Can a character dodge multiple attacks in the same round? If a player suspects that they will be attacked multiple times in a single round, then they have the option of attempting a Skilled Dodge. This is done by first adding together the total number of dots they have in Dexterity and Dodge, and then declaring how many of those dots will be used for each dodge.

For instance: Tommy’s character is being attacked by three archers. Tommy tells the Game Master that he will attempt a Skilled Dodge, and then adds together the number of dots he has in Dexterity (3) and in Dodge (also 3). This gives him 6 dice. The Game Master tells Tommy that the first arrow misses him, so Tommy doesn’t have to roll a dodge. The second arrow, though, will hit with four successes if Tommy doesn’t dodge well. Tommy decides to roll five of his six dice, and he scores three successes, greatly reducing the damage he would have taken. The last arrow is on its way, and now Tommy only has one die left to roll…

Can a Character Attack Multiple Times in a Round? Yes. A character may attack up to three times in a single round if they choose to do so. First, they would count the number of dice they would normally be allowed to use when attacking. Then, they would choose how many of those dice to use for each attack. For instance, someone using a sword would add up the number of dots they had in Dexterity and Melee. Let’s say they have 6 dice to roll. Now, if they wish to attack twice in a round, they could roll 3 dice for each attack, roll 5 dice for one attack and 1 for the other, or divide it any other way they saw fit.

Can a Character Block or Parry? Yes.
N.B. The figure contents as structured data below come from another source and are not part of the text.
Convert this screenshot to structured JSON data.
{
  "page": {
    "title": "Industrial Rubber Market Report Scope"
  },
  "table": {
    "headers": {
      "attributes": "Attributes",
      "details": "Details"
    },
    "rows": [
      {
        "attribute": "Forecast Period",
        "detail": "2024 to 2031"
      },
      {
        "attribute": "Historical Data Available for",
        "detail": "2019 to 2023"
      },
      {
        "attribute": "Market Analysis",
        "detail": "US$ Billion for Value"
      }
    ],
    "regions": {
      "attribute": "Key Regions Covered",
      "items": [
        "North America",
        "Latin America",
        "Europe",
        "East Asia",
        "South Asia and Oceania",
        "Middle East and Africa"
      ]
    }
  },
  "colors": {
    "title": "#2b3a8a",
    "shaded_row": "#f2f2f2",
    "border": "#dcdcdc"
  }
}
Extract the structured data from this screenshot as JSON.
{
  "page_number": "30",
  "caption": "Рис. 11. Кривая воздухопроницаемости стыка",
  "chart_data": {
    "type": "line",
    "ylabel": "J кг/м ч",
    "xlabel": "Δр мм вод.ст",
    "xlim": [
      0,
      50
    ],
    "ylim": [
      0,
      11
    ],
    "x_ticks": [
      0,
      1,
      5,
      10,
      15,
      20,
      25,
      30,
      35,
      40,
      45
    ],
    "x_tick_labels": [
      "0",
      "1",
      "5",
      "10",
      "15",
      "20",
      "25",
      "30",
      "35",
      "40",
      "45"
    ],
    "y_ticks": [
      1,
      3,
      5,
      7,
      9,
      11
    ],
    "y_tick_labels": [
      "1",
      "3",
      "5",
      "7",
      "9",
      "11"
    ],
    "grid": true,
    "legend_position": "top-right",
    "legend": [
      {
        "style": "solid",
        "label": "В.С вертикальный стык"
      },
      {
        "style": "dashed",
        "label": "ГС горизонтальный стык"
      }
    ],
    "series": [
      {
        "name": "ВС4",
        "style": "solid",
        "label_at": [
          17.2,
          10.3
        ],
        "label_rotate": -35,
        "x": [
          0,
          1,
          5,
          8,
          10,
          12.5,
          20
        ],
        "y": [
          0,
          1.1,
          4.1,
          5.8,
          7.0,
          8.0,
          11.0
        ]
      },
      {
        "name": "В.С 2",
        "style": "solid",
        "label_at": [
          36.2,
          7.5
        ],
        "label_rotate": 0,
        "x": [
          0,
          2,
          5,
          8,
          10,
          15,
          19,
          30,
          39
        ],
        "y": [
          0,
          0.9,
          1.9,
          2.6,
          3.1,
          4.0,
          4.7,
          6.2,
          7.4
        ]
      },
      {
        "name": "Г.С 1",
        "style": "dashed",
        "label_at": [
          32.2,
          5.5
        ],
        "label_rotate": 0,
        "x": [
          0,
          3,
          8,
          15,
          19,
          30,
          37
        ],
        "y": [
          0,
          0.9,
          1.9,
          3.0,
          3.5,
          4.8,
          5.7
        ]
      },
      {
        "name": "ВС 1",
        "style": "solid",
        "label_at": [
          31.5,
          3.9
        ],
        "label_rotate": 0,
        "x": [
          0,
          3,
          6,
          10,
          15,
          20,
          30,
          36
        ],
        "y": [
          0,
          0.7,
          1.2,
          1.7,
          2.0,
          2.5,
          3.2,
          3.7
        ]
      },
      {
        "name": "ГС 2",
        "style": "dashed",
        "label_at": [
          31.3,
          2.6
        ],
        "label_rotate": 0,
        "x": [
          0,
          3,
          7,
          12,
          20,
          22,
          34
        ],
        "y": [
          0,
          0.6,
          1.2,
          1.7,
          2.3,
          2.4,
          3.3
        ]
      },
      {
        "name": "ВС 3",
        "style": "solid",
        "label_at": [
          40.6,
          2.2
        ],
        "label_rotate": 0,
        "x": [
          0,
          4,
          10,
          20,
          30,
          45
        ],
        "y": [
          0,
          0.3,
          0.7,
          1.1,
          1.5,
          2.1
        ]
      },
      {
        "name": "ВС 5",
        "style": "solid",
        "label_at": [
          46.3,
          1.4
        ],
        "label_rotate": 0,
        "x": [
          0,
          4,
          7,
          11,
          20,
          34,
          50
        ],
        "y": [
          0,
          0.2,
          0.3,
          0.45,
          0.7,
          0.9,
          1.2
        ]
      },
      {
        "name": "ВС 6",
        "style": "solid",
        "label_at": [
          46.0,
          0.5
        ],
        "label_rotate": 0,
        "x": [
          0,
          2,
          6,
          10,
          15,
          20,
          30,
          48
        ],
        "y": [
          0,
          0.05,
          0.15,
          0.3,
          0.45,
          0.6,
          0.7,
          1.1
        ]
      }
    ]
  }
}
If a person is using a weapon similar to the one they are being attacked with, or if they have the Strong Advantage: Expert Parry (see the section on Advantages and Disadvantages), then they may parry. This is done by rolling the dice just as if they were attacking. If their number of successes is equal to or greater than the attacker’s successes, then they have blocked the attack. Otherwise, they missed their block, and they take full damage. Parrying must be done instead of dodging or instead of attacking.

Can I Parry Multiple Attacks? Yes. Count the number of dice you would normally use to parry. Now decide how many of those dice to roll for each parry. This works almost exactly like a Skilled Dodge, however, a parry is all or nothing. You block, or you don’t. If the attacker ends up with even one extra success, then the blocker receives the full damage--a parry does not cancel out any successes unless it cancels out all the successes. Be very careful when attempting to parry multiple attacks.


Using a Two-Weapon Style: Some characters may wish to use two weapons at once, such as twin scimitars or a short sword and dagger combination. In this case, the character cannot use their hands during the battle for anything other than wielding their weapons. The advantage of using two weapons is that it grants the user one free parry; instead of a parry taking the place of either a dodge or an attack, the player may choose to dodge, parry, and attack all in the same round, parry twice and then attack, or parry three times without having to split their dice pool.

Using a Two-Handed Weapon: Using a larger-than-normal melee weapon, such as a claymore or a massive axe, requires the use of two hands and allows the user to do more damage than usual. Anytime the user of such a weapon successfully hits an opponent, the weapon does an extra ½ box to full box of damage. There are three things to keep in mind when using this rule. First, an opponent who successfully dodges or parries the attack takes no damage. Second, the extra damage is added one time, not once per success. And third, this does not stack with Combat Mastery. Combat Mastery takes precedence over the two-handed weapon damage.